The effect of polyQ on profilin binding to Htt-NTFs. a, binding isotherms of 5 μm profilin with C38 (black) versus 5 μm profilin with Q₄₀-C38 (purple). The presence of the polyQ tract enhances binding at a given profilin concentration. b, binding isotherms of 1, 5, 10, and 20 μm profilin with Q₄₀-C38. c, apparent K_d values extracted from fits to the isotherms in a. A slight dependence of the K_d,app on profilin concentration is apparent, although a one-way ANOVA test of the data revealed that the difference is at the threshold of significance, with a p value of 0.0507. d, when the concentration of each binding isotherm is adjusted by the magnitude of the profilin-dependent shift in c_S (c_S,Pfn/c_S,intrinsic), then the binding isotherms collapse to a single curve, confirming that the observed dependence of K_d,app on the profilin concentration is due to profilin-dependent changes in partitioning of Q₄₀-C38 molecules between the M- and S-phases (see “Results” for details). e, comparison of apparent K_d values of C38 (black) and Q₄₀-C38 (purple) with Q₃₀-C38 (orange) and N17-Q₃₀-C38 (teal), all measured at 5 μm profilin. Statistical significance was determined by one-way ANOVA with Tukey's range test for post hoc analysis. ***, p < 0.001. Binding of profilin appears to correlate with aggregation propensity, which is dictated by polyQ length (Q₃₀ versus Q₄₀) and flanking sequence context (absence or presence of N17). Black bars in c and e indicate the mean ± S.D. (error bars) of three or four independent experiments.

Figure 6.

Coarse-grained model identifies an auxiliary interaction necessary for the experimentally observed profilin effect. a, visual representation of the architecture used for the increased local concentration model.
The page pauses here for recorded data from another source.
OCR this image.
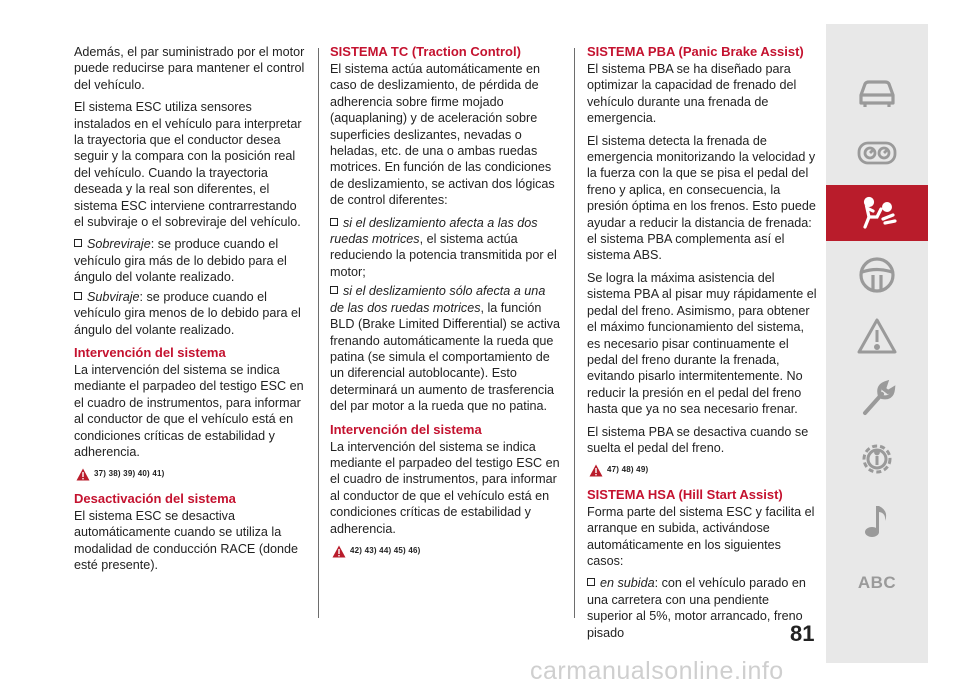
Además, el par suministrado por el motor puede reducirse para mantener el control del vehículo.

El sistema ESC utiliza sensores instalados en el vehículo para interpretar la trayectoria que el conductor desea seguir y la compara con la posición real del vehículo. Cuando la trayectoria deseada y la real son diferentes, el sistema ESC interviene contrarrestando el subviraje o el sobreviraje del vehículo.

Sobreviraje: se produce cuando el vehículo gira más de lo debido para el ángulo del volante realizado.

Subviraje: se produce cuando el vehículo gira menos de lo debido para el ángulo del volante realizado.

Intervención del sistema

La intervención del sistema se indica mediante el parpadeo del testigo ESC en el cuadro de instrumentos, para informar al conductor de que el vehículo está en condiciones críticas de estabilidad y adherencia.

37) 38) 39) 40) 41)
Desactivación del sistema

El sistema ESC se desactiva automáticamente cuando se utiliza la modalidad de conducción RACE (donde esté presente).

SISTEMA TC (Traction Control)

El sistema actúa automáticamente en caso de deslizamiento, de pérdida de adherencia sobre firme mojado (aquaplaning) y de aceleración sobre superficies deslizantes, nevadas o heladas, etc. de una o ambas ruedas motrices. En función de las condiciones de deslizamiento, se activan dos lógicas de control diferentes:

si el deslizamiento afecta a las dos ruedas motrices, el sistema actúa reduciendo la potencia transmitida por el motor;

si el deslizamiento sólo afecta a una de las dos ruedas motrices, la función BLD (Brake Limited Differential) se activa frenando automáticamente la rueda que patina (se simula el comportamiento de un diferencial autoblocante). Esto determinará un aumento de trasferencia del par motor a la rueda que no patina.

Intervención del sistema

La intervención del sistema se indica mediante el parpadeo del testigo ESC en el cuadro de instrumentos, para informar al conductor de que el vehículo está en condiciones críticas de estabilidad y adherencia.

42) 43) 44) 45) 46)
SISTEMA PBA (Panic Brake Assist)

El sistema PBA se ha diseñado para optimizar la capacidad de frenado del vehículo durante una frenada de emergencia.

El sistema detecta la frenada de emergencia monitorizando la velocidad y la fuerza con la que se pisa el pedal del freno y aplica, en consecuencia, la presión óptima en los frenos. Esto puede ayudar a reducir la distancia de frenada: el sistema PBA complementa así el sistema ABS.

Se logra la máxima asistencia del sistema PBA al pisar muy rápidamente el pedal del freno. Asimismo, para obtener el máximo funcionamiento del sistema, es necesario pisar continuamente el pedal del freno durante la frenada, evitando pisarlo intermitentemente. No reducir la presión en el pedal del freno hasta que ya no sea necesario frenar.

El sistema PBA se desactiva cuando se suelta el pedal del freno.

47) 48) 49)
SISTEMA HSA (Hill Start Assist)

Forma parte del sistema ESC y facilita el arranque en subida, activándose automáticamente en los siguientes casos:

en subida: con el vehículo parado en una carretera con una pendiente superior al 5%, motor arrancado, freno pisado

ABC
81
carmanualsonline.info
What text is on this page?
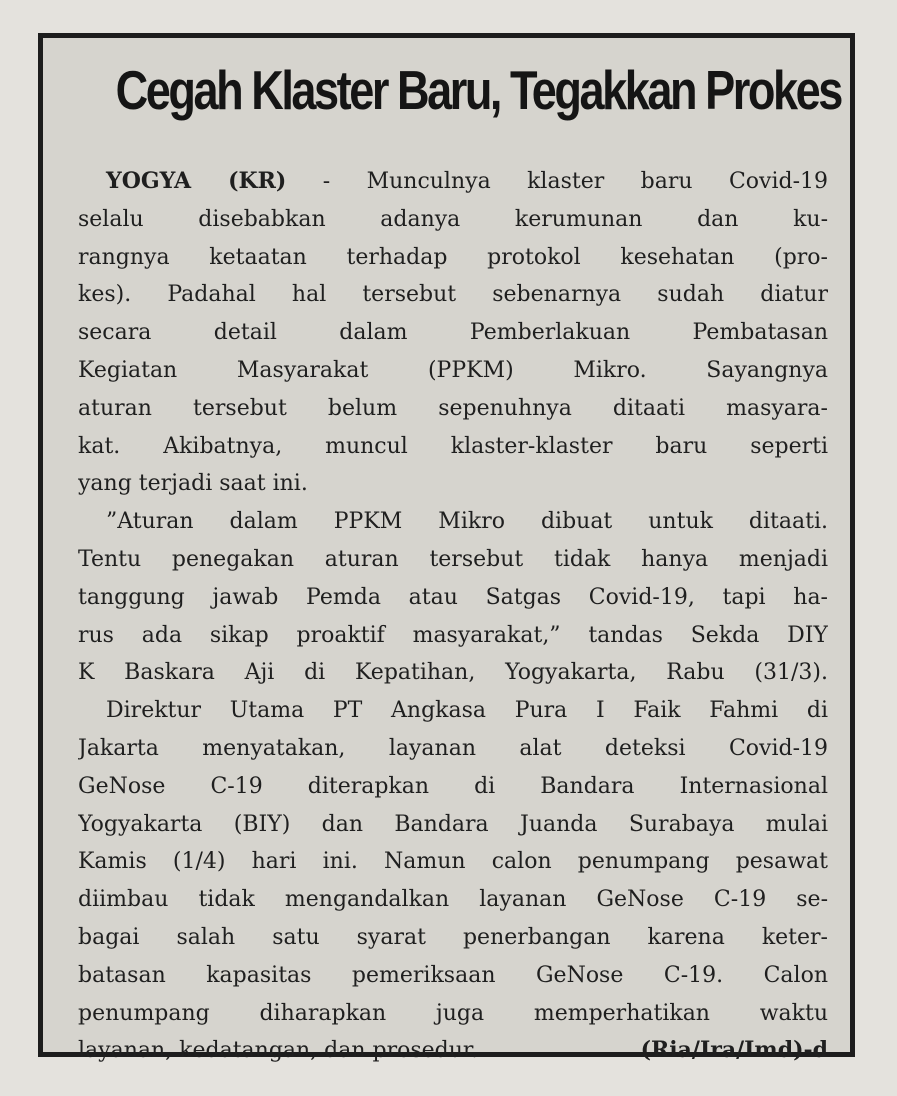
Cegah Klaster Baru, Tegakkan Prokes
YOGYA (KR) - Munculnya klaster baru Covid-19
selalu disebabkan adanya kerumunan dan ku-
rangnya ketaatan terhadap protokol kesehatan (pro-
kes). Padahal hal tersebut sebenarnya sudah diatur
secara detail dalam Pemberlakuan Pembatasan
Kegiatan Masyarakat (PPKM) Mikro. Sayangnya
aturan tersebut belum sepenuhnya ditaati masyara-
kat. Akibatnya, muncul klaster-klaster baru seperti
yang terjadi saat ini.
”Aturan dalam PPKM Mikro dibuat untuk ditaati.
Tentu penegakan aturan tersebut tidak hanya menjadi
tanggung jawab Pemda atau Satgas Covid-19, tapi ha-
rus ada sikap proaktif masyarakat,” tandas Sekda DIY
K Baskara Aji di Kepatihan, Yogyakarta, Rabu (31/3).
Direktur Utama PT Angkasa Pura I Faik Fahmi di
Jakarta menyatakan, layanan alat deteksi Covid-19
GeNose C-19 diterapkan di Bandara Internasional
Yogyakarta (BIY) dan Bandara Juanda Surabaya mulai
Kamis (1/4) hari ini. Namun calon penumpang pesawat
diimbau tidak mengandalkan layanan GeNose C-19 se-
bagai salah satu syarat penerbangan karena keter-
batasan kapasitas pemeriksaan GeNose C-19. Calon
penumpang diharapkan juga memperhatikan waktu
layanan, kedatangan, dan prosedur.	(Ria/Ira/Imd)-d
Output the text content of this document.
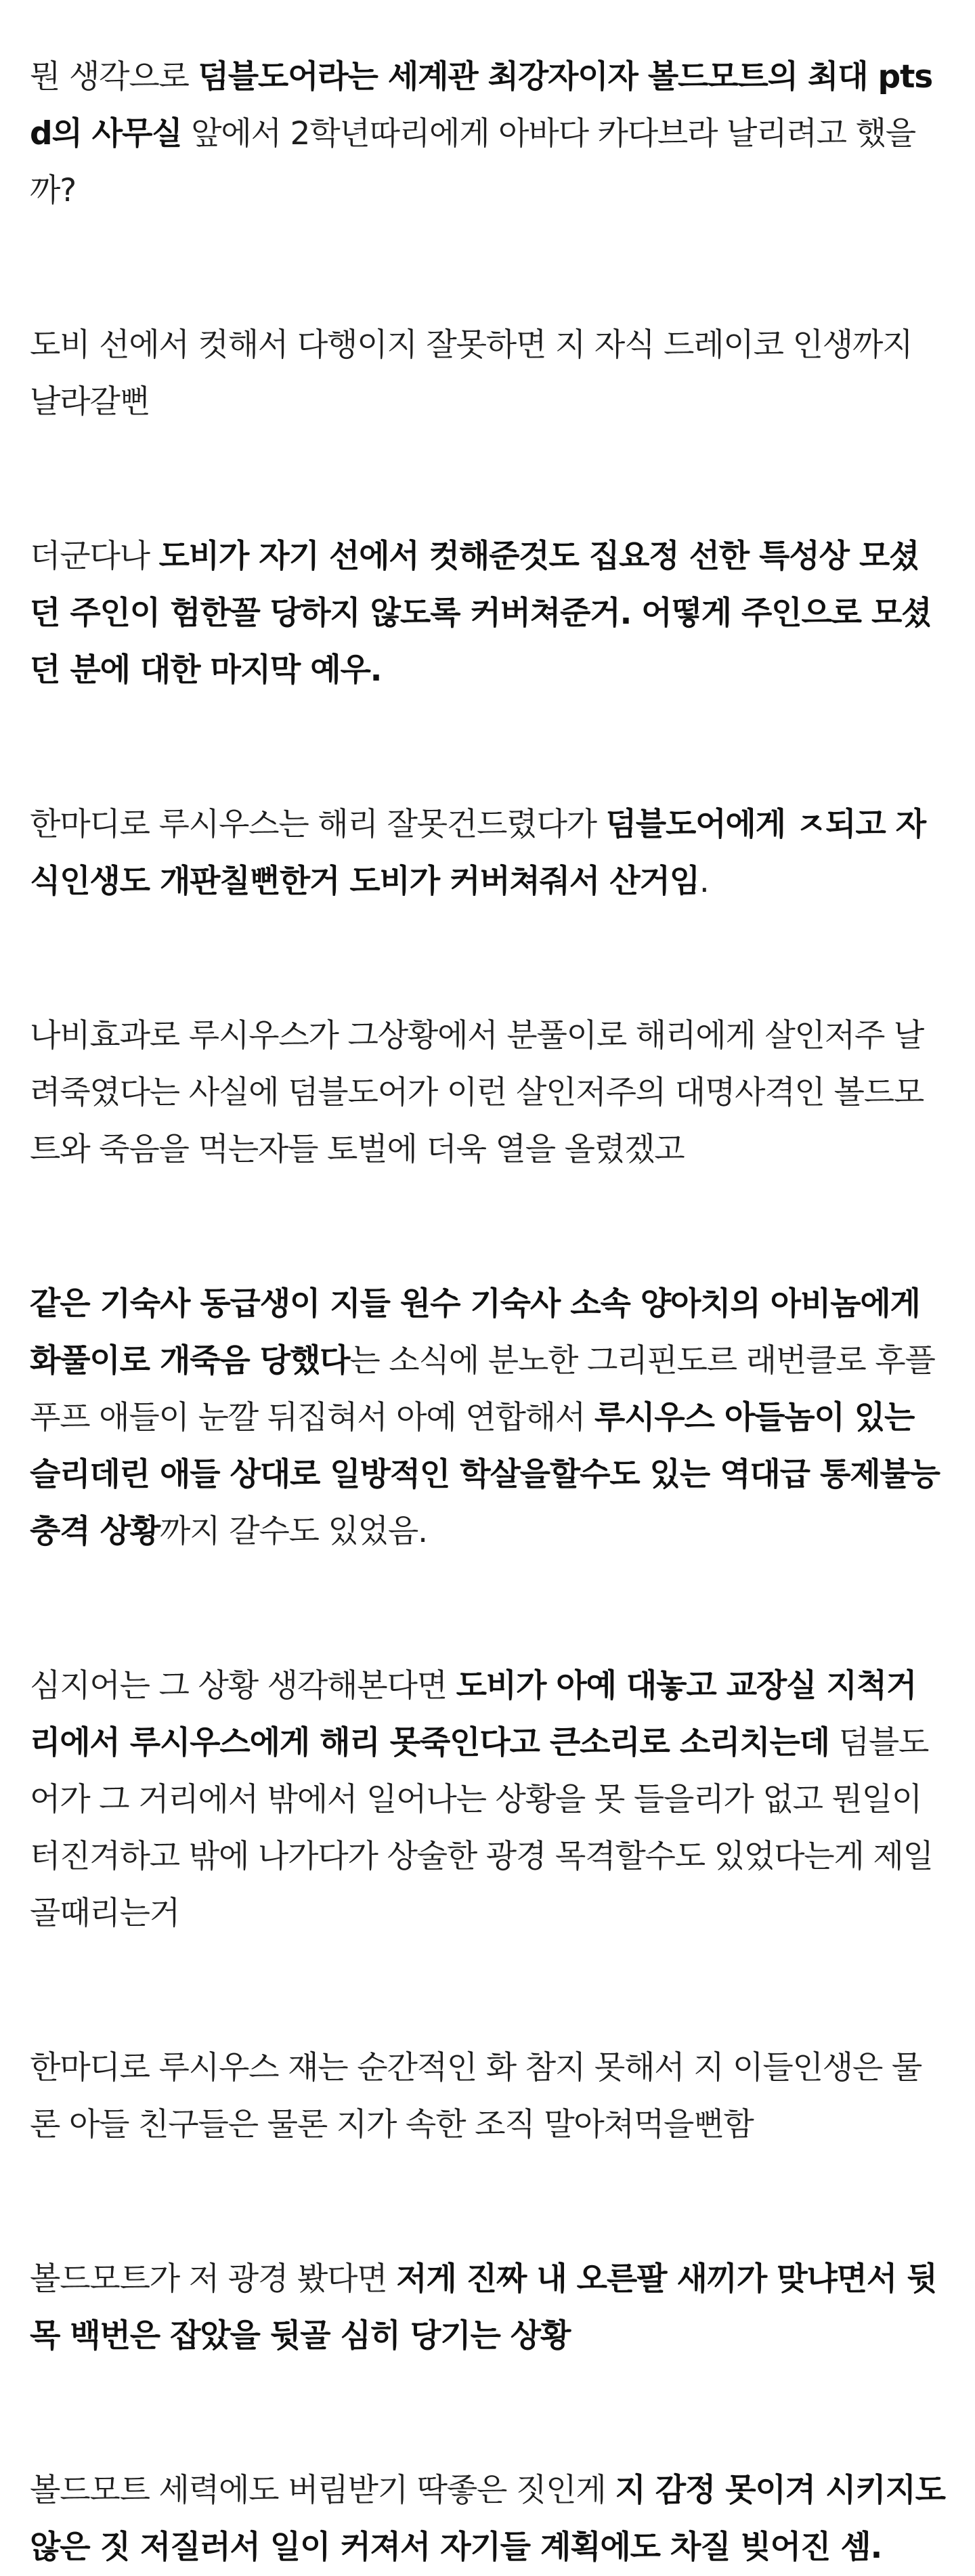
뭔 생각으로 덤블도어라는 세계관 최강자이자 볼드모트의 최대 ptsd의 사무실 앞에서 2학년따리에게 아바다 카다브라 날리려고 했을까?

도비 선에서 컷해서 다행이지 잘못하면 지 자식 드레이코 인생까지 날라갈뻔

더군다나 도비가 자기 선에서 컷해준것도 집요정 선한 특성상 모셨던 주인이 험한꼴 당하지 않도록 커버쳐준거. 어떻게 주인으로 모셨던 분에 대한 마지막 예우.

한마디로 루시우스는 해리 잘못건드렸다가 덤블도어에게 ㅈ되고 자식인생도 개판칠뻔한거 도비가 커버쳐줘서 산거임.

나비효과로 루시우스가 그상황에서 분풀이로 해리에게 살인저주 날려죽였다는 사실에 덤블도어가 이런 살인저주의 대명사격인 볼드모트와 죽음을 먹는자들 토벌에 더욱 열을 올렸겠고

같은 기숙사 동급생이 지들 원수 기숙사 소속 양아치의 아비놈에게 화풀이로 개죽음 당했다는 소식에 분노한 그리핀도르 래번클로 후플푸프 애들이 눈깔 뒤집혀서 아예 연합해서 루시우스 아들놈이 있는 슬리데린 애들 상대로 일방적인 학살을할수도 있는 역대급 통제불능 충격 상황까지 갈수도 있었음.

심지어는 그 상황 생각해본다면 도비가 아예 대놓고 교장실 지척거리에서 루시우스에게 해리 못죽인다고 큰소리로 소리치는데 덤블도어가 그 거리에서 밖에서 일어나는 상황을 못 들을리가 없고 뭔일이 터진겨하고 밖에 나가다가 상술한 광경 목격할수도 있었다는게 제일 골때리는거

한마디로 루시우스 쟤는 순간적인 화 참지 못해서 지 이들인생은 물론 아들 친구들은 물론 지가 속한 조직 말아쳐먹을뻔함

볼드모트가 저 광경 봤다면 저게 진짜 내 오른팔 새끼가 맞냐면서 뒷목 백번은 잡았을 뒷골 심히 당기는 상황

볼드모트 세력에도 버림받기 딱좋은 짓인게 지 감정 못이겨 시키지도 않은 짓 저질러서 일이 커져서 자기들 계획에도 차질 빚어진 셈.
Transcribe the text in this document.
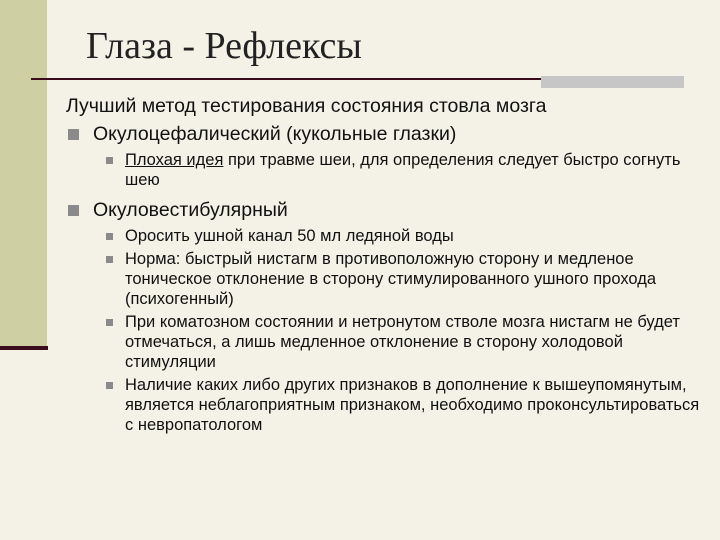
Глаза - Рефлексы
Лучший метод тестирования состояния стовла мозга
Окулоцефалический (кукольные глазки)
Плохая идея при травме шеи, для определения следует быстро согнуть шею
Окуловестибулярный
Оросить ушной канал 50 мл ледяной воды
Норма: быстрый нистагм в противоположную сторону и медленое тоническое отклонение в сторону стимулированного ушного прохода (психогенный)
При коматозном состоянии и нетронутом стволе мозга нистагм не будет отмечаться, а лишь медленное отклонение в сторону холодовой стимуляции
Наличие каких либо других признаков в дополнение к вышеупомянутым, является неблагоприятным признаком, необходимо проконсультироваться с невропатологом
Q₄₀-C38 and profilin are represented by a set of spheres or “beads” as defined in the top legend (see supporting Methods for model details). The primary interaction between profilin (Pfn) and the polyP segment of C38 is denoted by a green arrow. b, visual representation of the architecture used for the polyQ-Pfn auxiliary interaction model. This model is identical to the increased local concentration model, except an auxiliary interaction is added between the polyQ bead and a nonspecific region of the profilin molecule that does not overlap with the polyP interaction site (red arrow). c and d, fraction of profilin molecules bound to polyP segments observed in coarse-grained simulations of the increased local concentration model and the polyQ-Pfn auxiliary interaction model, respectively. Each simulation contained 210 Pfn molecules and 630 C38 stretches. Additionally, each simulation had a homogeneous distribution of cluster sizes, X (X = 1, 3, 6, 9, 15, 35, 70, 210), such that the number of clusters multiplied by X equaled 630. Each bar denotes results from simulations performed with a distinct cluster size as indicated by the bottom legend. A cluster size of zero denotes C38 without the polyQ domain. Gray beads in the legend denote beads that interact with profilin via the primary Pfn-PolyP interaction. Error bars, S.E. from five independent simulations.